MANOEL PIO CORRÊA JR. (1918-2013)

O diplomata, as viagens e os livros

Andressa Taffarel

Ao lado da família, o carioca Manoel Pio Corrêa conheceu os cinco continentes ainda criança. Seu pai, um famoso botânico de mesmo nome, viajava o mundo como pesquisador do museu de história natural de Paris à procura de plantas desconhecidas.

Durante o toda a vida, Pio não deixou de cruzar continentes. Diplomata, viveu em vários países. Tinha um carinho especial por Argentina e México, mas seu coração era da França, para onde ia de duas a três vezes por ano.
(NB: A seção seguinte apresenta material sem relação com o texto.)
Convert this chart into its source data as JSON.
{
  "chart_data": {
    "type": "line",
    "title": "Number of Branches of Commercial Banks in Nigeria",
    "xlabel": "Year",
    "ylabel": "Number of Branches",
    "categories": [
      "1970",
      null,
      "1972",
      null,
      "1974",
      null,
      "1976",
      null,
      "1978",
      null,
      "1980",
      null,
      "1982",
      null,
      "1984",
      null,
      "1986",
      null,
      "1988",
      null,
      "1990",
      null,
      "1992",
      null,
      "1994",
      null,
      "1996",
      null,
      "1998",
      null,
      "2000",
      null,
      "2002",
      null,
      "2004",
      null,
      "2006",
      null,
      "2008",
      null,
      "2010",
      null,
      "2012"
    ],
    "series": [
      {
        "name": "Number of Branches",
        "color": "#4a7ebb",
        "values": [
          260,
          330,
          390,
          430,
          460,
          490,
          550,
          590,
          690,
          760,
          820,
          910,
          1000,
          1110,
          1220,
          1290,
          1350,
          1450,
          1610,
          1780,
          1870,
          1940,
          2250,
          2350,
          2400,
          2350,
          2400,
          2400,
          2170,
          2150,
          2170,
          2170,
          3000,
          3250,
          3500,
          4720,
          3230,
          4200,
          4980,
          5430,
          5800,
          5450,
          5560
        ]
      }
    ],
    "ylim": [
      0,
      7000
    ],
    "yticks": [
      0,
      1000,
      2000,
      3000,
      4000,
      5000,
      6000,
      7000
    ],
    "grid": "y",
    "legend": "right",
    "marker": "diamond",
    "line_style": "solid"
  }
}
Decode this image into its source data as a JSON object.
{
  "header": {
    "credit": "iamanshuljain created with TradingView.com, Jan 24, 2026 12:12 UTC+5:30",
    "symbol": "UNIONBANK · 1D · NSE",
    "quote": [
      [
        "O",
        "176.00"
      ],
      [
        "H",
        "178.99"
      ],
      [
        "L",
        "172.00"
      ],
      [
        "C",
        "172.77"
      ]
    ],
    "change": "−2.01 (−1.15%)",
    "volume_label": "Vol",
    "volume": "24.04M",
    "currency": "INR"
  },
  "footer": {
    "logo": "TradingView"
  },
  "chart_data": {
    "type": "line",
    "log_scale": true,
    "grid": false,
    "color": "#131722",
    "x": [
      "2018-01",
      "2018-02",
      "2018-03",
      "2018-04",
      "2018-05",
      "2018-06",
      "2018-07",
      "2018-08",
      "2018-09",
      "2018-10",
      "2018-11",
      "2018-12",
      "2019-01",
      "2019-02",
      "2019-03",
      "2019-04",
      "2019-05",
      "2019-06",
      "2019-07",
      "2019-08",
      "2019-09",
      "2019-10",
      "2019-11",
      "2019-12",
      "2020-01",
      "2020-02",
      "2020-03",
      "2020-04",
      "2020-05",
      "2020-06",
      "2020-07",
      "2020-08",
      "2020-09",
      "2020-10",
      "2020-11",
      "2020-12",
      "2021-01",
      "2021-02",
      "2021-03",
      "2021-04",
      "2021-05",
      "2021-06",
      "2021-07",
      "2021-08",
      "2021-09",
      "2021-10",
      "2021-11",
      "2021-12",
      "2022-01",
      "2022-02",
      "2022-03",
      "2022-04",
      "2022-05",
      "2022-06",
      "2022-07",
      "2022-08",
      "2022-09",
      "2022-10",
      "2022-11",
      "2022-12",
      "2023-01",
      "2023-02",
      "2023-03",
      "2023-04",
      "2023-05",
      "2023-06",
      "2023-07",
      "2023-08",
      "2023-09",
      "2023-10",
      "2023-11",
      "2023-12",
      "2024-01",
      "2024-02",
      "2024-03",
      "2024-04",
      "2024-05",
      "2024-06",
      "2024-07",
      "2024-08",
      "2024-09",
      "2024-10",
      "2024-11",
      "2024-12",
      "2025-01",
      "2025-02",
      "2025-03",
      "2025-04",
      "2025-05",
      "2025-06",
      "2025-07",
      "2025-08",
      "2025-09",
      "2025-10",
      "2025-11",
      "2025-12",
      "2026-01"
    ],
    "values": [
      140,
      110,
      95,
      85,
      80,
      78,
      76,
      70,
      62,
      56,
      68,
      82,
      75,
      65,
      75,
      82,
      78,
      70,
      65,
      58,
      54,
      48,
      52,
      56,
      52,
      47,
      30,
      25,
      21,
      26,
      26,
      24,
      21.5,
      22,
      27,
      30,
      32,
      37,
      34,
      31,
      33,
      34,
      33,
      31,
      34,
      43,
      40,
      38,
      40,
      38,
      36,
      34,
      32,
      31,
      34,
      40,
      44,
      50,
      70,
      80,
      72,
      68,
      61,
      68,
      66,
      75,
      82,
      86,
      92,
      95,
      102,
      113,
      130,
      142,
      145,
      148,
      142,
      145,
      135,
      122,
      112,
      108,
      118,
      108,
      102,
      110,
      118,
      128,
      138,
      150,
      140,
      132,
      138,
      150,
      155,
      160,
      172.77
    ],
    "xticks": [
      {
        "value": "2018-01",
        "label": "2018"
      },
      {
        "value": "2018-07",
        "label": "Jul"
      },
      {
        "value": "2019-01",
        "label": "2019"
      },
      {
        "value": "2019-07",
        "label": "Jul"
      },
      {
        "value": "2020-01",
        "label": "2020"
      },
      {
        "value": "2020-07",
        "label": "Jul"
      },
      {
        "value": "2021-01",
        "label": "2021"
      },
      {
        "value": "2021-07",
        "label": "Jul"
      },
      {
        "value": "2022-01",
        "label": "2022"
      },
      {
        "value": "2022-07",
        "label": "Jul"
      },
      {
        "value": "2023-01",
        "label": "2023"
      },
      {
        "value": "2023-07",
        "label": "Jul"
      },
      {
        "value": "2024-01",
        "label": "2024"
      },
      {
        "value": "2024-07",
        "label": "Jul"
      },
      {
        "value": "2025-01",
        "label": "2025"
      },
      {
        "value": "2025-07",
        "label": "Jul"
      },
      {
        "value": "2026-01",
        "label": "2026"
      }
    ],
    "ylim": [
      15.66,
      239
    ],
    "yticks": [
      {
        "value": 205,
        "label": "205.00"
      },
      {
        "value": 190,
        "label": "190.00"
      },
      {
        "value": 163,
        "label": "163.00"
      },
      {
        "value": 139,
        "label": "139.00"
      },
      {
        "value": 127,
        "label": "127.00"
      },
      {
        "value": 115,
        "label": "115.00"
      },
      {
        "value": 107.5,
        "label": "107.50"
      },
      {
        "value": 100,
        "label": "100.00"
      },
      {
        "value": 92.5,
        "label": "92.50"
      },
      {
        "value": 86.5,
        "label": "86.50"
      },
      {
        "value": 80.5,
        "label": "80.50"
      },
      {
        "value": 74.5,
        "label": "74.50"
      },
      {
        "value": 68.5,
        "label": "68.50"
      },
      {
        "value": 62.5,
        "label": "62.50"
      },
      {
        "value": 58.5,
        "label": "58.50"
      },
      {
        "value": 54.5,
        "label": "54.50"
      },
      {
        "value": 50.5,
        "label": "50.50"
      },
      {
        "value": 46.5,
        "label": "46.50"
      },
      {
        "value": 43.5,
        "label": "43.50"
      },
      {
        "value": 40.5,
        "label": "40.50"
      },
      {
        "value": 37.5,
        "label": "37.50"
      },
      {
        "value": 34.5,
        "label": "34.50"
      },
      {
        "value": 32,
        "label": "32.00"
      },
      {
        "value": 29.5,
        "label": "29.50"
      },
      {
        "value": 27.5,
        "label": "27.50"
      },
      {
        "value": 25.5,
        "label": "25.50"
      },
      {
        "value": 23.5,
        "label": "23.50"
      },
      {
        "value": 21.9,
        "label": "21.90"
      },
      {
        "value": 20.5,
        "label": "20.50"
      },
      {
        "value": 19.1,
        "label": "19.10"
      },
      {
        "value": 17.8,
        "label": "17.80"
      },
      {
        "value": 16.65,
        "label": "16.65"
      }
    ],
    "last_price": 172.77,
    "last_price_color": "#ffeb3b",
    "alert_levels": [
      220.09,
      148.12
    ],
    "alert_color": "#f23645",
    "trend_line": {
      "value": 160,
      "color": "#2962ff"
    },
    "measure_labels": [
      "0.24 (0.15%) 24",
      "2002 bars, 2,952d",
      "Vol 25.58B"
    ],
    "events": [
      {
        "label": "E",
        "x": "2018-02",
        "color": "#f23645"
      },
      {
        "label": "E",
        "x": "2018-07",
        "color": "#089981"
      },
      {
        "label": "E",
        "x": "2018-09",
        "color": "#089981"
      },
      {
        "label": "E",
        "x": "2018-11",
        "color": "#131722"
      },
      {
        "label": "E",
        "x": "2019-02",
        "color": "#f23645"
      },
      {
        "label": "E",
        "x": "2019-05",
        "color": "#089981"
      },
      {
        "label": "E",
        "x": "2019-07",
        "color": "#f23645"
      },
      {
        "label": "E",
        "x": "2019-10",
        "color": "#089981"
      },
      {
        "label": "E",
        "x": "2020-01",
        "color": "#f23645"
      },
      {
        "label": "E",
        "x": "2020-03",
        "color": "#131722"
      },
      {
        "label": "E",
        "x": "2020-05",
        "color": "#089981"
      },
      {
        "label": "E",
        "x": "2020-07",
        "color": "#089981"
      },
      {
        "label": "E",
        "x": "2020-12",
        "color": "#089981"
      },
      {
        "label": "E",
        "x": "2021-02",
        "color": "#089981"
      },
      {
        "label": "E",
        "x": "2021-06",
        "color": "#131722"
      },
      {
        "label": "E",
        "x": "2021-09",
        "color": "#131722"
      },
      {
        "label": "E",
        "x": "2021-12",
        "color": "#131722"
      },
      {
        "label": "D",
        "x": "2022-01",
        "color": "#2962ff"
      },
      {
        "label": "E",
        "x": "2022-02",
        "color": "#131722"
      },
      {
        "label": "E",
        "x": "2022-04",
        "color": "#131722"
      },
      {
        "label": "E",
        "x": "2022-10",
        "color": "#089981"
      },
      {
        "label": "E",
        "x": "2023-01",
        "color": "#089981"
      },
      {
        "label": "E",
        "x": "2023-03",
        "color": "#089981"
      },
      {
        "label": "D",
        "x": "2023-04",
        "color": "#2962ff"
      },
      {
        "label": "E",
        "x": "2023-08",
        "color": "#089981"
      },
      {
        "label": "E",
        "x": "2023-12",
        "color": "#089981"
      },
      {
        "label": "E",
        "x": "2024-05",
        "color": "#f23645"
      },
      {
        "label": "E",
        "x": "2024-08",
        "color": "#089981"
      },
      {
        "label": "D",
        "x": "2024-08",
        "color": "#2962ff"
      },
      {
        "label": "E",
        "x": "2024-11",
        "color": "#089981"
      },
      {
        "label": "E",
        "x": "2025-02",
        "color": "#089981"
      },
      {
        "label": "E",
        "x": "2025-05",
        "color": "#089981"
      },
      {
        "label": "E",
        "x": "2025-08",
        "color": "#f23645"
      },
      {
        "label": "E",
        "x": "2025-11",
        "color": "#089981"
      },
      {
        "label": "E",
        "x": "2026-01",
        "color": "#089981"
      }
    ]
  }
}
Grande conhecedor da Revolução Francesa, era dono de cerca de 1.000 publicações só sobre o tema, em diferentes línguas –falava pelo menos seis, além do português.

Sua biblioteca particular, no entanto, era muito maior. Herdou centenas de livros de seu avô paterno, um livreiro espanhol, e do escritor brasileiro Graça Aranha, avô de sua mulher, Thereza Maria.

Também é autor de vários títulos, entre eles o de memórias “O Mundo em que Vivi”.

Ultraconservador, apoiou o golpe de 1964 e considerava Getúlio Vargas e Castelo Branco os melhores presidentes do Brasil. Colega de Alzira, filha de Getúlio, na Faculdade de Direito do RJ, trabalhou no gabinete do político.

Após se aposentar no serviço diplomático, no qual ficou de 1937 a 1969, presidiu as unidades brasileiras da Siemens e da American Express. Trabalhou ainda em outras empresas e prestou consultoria até pouco tempo atrás.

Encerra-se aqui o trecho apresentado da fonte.